Berni Westleigh, School Resource Officer, RSU 16

The Conference Moment

Shortly after the pilot went live, Berni attended an industry conference. The instructor leading a session told the room that vape detection was largely a waste of money, that false alarms were too common, and that students were typically gone by the time staff arrived. The room nodded along. When Berni spoke up to ask what sensors they were using, the instructor replied with “Halo.”

"I looked at her, she looked at me, and I said, excuse me, what are you using for vape alarms? They said, well, everybody's got the same ones, they're Halo. I said, we have one test vape alarm from Triton and we're ripping vapes left and right. That thing is rocking."

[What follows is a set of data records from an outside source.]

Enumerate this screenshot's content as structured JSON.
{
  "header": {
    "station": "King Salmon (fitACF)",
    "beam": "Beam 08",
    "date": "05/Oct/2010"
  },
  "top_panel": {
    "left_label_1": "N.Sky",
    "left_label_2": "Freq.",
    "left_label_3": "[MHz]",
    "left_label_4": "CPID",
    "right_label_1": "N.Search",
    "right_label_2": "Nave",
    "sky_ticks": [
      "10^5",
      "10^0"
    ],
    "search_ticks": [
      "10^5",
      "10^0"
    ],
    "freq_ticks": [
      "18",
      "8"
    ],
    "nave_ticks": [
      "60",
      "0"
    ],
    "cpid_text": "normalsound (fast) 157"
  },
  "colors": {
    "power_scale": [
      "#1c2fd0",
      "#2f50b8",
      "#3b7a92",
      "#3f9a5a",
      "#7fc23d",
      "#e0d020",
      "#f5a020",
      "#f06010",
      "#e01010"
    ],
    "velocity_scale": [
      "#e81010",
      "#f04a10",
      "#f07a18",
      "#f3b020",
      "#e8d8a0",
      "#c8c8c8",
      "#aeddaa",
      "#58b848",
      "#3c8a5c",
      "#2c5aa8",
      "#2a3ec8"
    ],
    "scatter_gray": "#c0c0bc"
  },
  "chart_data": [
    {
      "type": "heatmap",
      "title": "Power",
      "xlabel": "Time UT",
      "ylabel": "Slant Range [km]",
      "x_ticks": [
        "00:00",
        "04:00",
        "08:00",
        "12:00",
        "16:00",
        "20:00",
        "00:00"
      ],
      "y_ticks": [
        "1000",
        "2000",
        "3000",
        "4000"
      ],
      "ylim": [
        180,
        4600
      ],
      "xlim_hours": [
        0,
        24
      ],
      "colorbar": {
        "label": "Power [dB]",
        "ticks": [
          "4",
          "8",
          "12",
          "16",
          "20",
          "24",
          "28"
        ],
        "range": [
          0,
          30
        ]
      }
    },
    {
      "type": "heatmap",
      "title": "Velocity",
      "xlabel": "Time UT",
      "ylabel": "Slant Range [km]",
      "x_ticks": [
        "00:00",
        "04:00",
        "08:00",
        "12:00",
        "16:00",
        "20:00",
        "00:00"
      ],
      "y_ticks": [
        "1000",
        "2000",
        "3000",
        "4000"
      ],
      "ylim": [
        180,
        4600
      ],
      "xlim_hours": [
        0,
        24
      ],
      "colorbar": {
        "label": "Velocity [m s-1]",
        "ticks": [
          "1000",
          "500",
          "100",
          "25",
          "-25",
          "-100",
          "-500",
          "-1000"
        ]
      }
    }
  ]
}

Berni Westleigh, School Resource Officer, RSU 16

Triton vs. Halo at RSU 16

FeatureHaloTriton
Reliability Frequent false alarms; alerts firing in empty bathrooms; alarms failing to notify at all Trusted alerts; staff act with confidence on every notification
Vape Detection Few catches even when sensors were working 2 to 3 vapes pulled per day from a single sensor, including THC and dab pens
Lifecycle Claims Sensors installed in 2021 declared 'end of life' by Halo within a few years Engineered for long-term reliability without surprise lifecycle cutoffs
Setup Required dealer install, ongoing service tickets, repeated cleaning visits Plug and play; vice principal had it on her phone the same day
Vendor Response Suggested Berni use email instead of text alerts when alerts stopped working Direct support relationship; product team that listens
Crowd / Occupancy Not available Real-time person count by bathroom; staff dispatched proactively
Cell Phone Detection Not available Bluetooth detection of student devices in monitored spaces
Aggression / Noise Alerts Limited Aggression and elevated noise alerts that staff can trust and verify
Mobile Access Required device manager, IP scans, and workarounds Native mobile app; full visibility from any device, anywhere

Looking Ahead

RSU 16 is finalizing a grant submission to fund a district-wide security overhaul, including 20 to 25 additional Triton sensors. The plan calls for replacing every Halo unit currently installed in the high school and middle school, adding five additional sensors to those buildings to expand coverage, and bringing vape detection to all three elementary schools for the first time.

For Berni, the test sensor coming down at the end of the pilot was a low point. Now the focus is on getting funding through and getting Triton across the entire district as quickly as possible.

"I was actually sad to see it go when we took it down. The day the shipping label went on it, I was like, oh, there it goes."